ASSOCIATED PRESS PHOTOGRAPHS
First-term Republican incumbent Sen. Saxby Chambliss (top) of Georgia is attempting to hold his seat in a Dec. 2 runoff vote. A recount is under way in the Minnesota contest between Republican incumbent Sen. Norm Coleman (above right with his wife, Laurie) and challenger Al Franken.Sen. Saxby Chambliss failed to win a majority over challenger Jim Martin on Nov. 4 and now in the runoff Georgia is home to one of two hotly contested Senate races. The other race still unresolved is the recount in Minnesota, where Republican incumbent Norm Coleman faces comedian Al Franken. If Chambliss wins the Georgia standoff, it would decisively aid conservatives against a liberal agenda, especially since a Franken victory in Minnesota would give Democrats 59 seats, one short of a filibuster-proof Senate majority.

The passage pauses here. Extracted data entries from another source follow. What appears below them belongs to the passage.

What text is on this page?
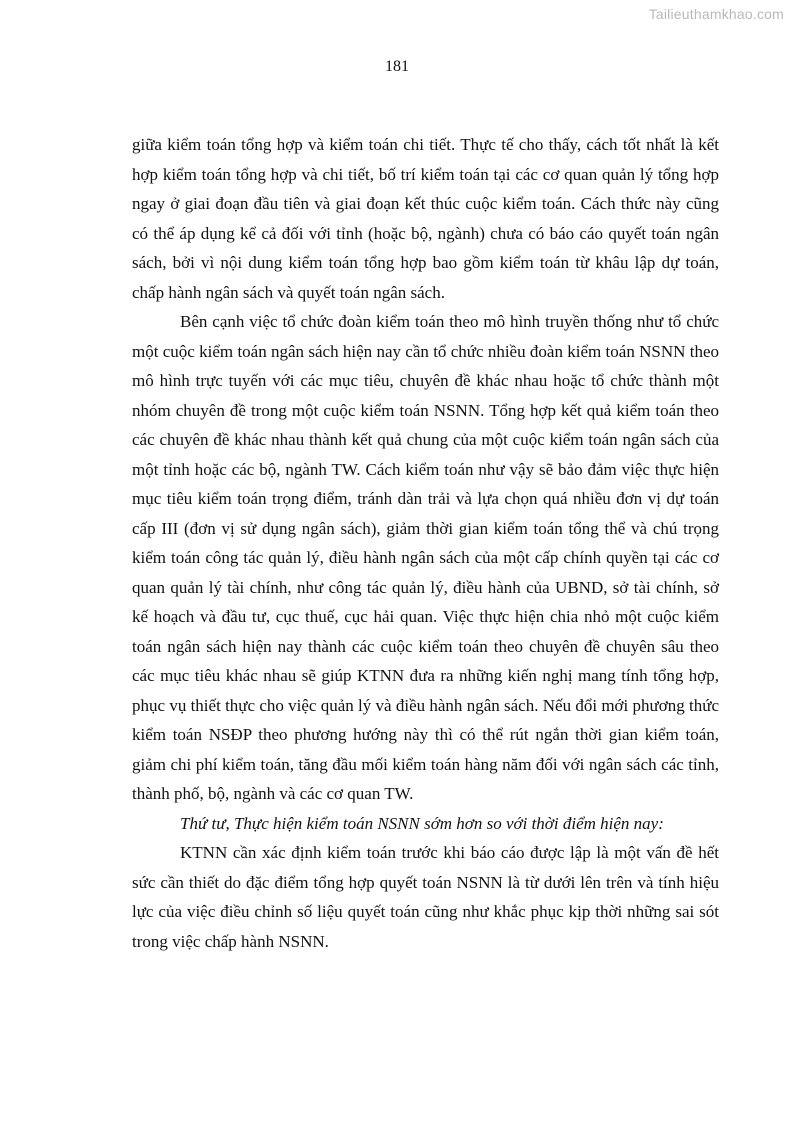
Tailieuthamkhao.com
181

giữa kiểm toán tổng hợp và kiểm toán chi tiết. Thực tế cho thấy, cách tốt nhất là kết hợp kiểm toán tổng hợp và chi tiết, bố trí kiểm toán tại các cơ quan quản lý tổng hợp ngay ở giai đoạn đầu tiên và giai đoạn kết thúc cuộc kiểm toán. Cách thức này cũng có thể áp dụng kể cả đối với tỉnh (hoặc bộ, ngành) chưa có báo cáo quyết toán ngân sách, bởi vì nội dung kiểm toán tổng hợp bao gồm kiểm toán từ khâu lập dự toán, chấp hành ngân sách và quyết toán ngân sách.

Bên cạnh việc tổ chức đoàn kiểm toán theo mô hình truyền thống như tổ chức một cuộc kiểm toán ngân sách hiện nay cần tổ chức nhiều đoàn kiểm toán NSNN theo mô hình trực tuyến với các mục tiêu, chuyên đề khác nhau hoặc tổ chức thành một nhóm chuyên đề trong một cuộc kiểm toán NSNN. Tổng hợp kết quả kiểm toán theo các chuyên đề khác nhau thành kết quả chung của một cuộc kiểm toán ngân sách của một tỉnh hoặc các bộ, ngành TW. Cách kiểm toán như vậy sẽ bảo đảm việc thực hiện mục tiêu kiểm toán trọng điểm, tránh dàn trải và lựa chọn quá nhiều đơn vị dự toán cấp III (đơn vị sử dụng ngân sách), giảm thời gian kiểm toán tổng thể và chú trọng kiểm toán công tác quản lý, điều hành ngân sách của một cấp chính quyền tại các cơ quan quản lý tài chính, như công tác quản lý, điều hành của UBND, sở tài chính, sở kế hoạch và đầu tư, cục thuế, cục hải quan. Việc thực hiện chia nhỏ một cuộc kiểm toán ngân sách hiện nay thành các cuộc kiểm toán theo chuyên đề chuyên sâu theo các mục tiêu khác nhau sẽ giúp KTNN đưa ra những kiến nghị mang tính tổng hợp, phục vụ thiết thực cho việc quản lý và điều hành ngân sách. Nếu đổi mới phương thức kiểm toán NSĐP theo phương hướng này thì có thể rút ngắn thời gian kiểm toán, giảm chi phí kiểm toán, tăng đầu mối kiểm toán hàng năm đối với ngân sách các tỉnh, thành phố, bộ, ngành và các cơ quan TW.

Thứ tư, Thực hiện kiểm toán NSNN sớm hơn so với thời điểm hiện nay:

KTNN cần xác định kiểm toán trước khi báo cáo được lập là một vấn đề hết sức cần thiết do đặc điểm tổng hợp quyết toán NSNN là từ dưới lên trên và tính hiệu lực của việc điều chỉnh số liệu quyết toán cũng như khắc phục kịp thời những sai sót trong việc chấp hành NSNN.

The Republican National Committee has spent more than $2 million on behalf of Mr. Chambliss, a freshman senator who spent eight years in the U.S. House. He has received endorsements from the Veterans of Foreign Wars and Vets for Freedom. (Mr. Martin was endorsed by Veterans and Military Families for Progress.) Republicans across the spectrum are stumping for Mr. Chambliss - from Sen. John McCain and Gov. Sarah Palin to former presidential candidates Mitt Romney and Rudy Giuliani. The Democratic Party is showering the Martin campaign with money and manpower.

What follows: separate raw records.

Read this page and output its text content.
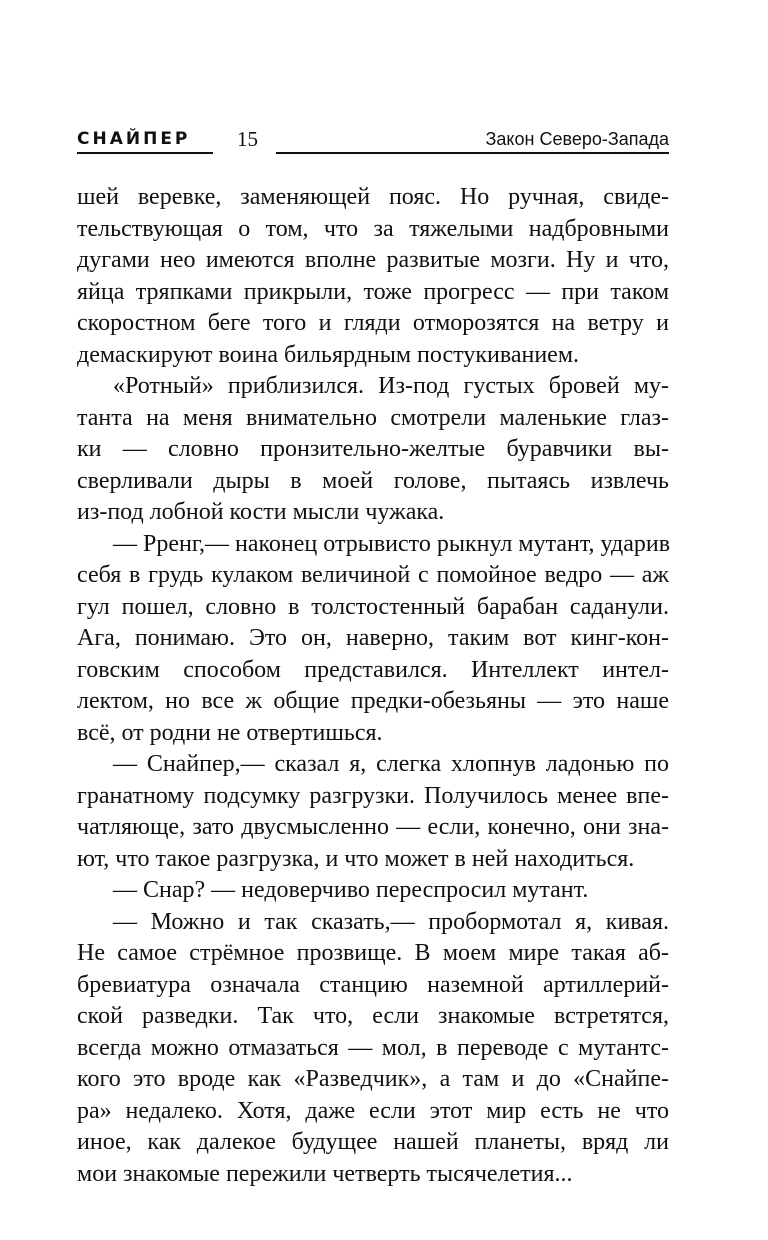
СНАЙПЕР 15	Закон Северо-Запада
шей веревке, заменяющей пояс. Но ручная, свиде-
тельствующая о том, что за тяжелыми надбровными
дугами нео имеются вполне развитые мозги. Ну и что,
яйца тряпками прикрыли, тоже прогресс — при таком
скоростном беге того и гляди отморозятся на ветру и
демаскируют воина бильярдным постукиванием.
«Ротный» приблизился. Из-под густых бровей му-
танта на меня внимательно смотрели маленькие глаз-
ки — словно пронзительно-желтые буравчики вы-
сверливали дыры в моей голове, пытаясь извлечь
из-под лобной кости мысли чужака.
— Рренг,— наконец отрывисто рыкнул мутант, ударив
себя в грудь кулаком величиной с помойное ведро — аж
гул пошел, словно в толстостенный барабан саданули.
Ага, понимаю. Это он, наверно, таким вот кинг-кон-
говским способом представился. Интеллект интел-
лектом, но все ж общие предки-обезьяны — это наше
всё, от родни не отвертишься.
— Снайпер,— сказал я, слегка хлопнув ладонью по
гранатному подсумку разгрузки. Получилось менее впе-
чатляюще, зато двусмысленно — если, конечно, они зна-
ют, что такое разгрузка, и что может в ней находиться.
— Снар? — недоверчиво переспросил мутант.
— Можно и так сказать,— пробормотал я, кивая.
Не самое стрёмное прозвище. В моем мире такая аб-
бревиатура означала станцию наземной артиллерий-
ской разведки. Так что, если знакомые встретятся,
всегда можно отмазаться — мол, в переводе с мутантс-
кого это вроде как «Разведчик», а там и до «Снайпе-
ра» недалеко. Хотя, даже если этот мир есть не что
иное, как далекое будущее нашей планеты, вряд ли
мои знакомые пережили четверть тысячелетия...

While Republicans will be the minority party in the U.S. Capitol in January whether Mr. Chambliss wins or loses, they hope to hold onto a state that less than a month ago voted for Mr. McCain against Barack Obama. According to a Rasmussen Reports poll by telephone of 700 likely Georgia voters in the runoff on Tuesday, Mr. Martin is at 46 percent and Mr. Chambliss is at 50 percent. The key to a victory for conservatives is to get voters to the polls on Tuesday.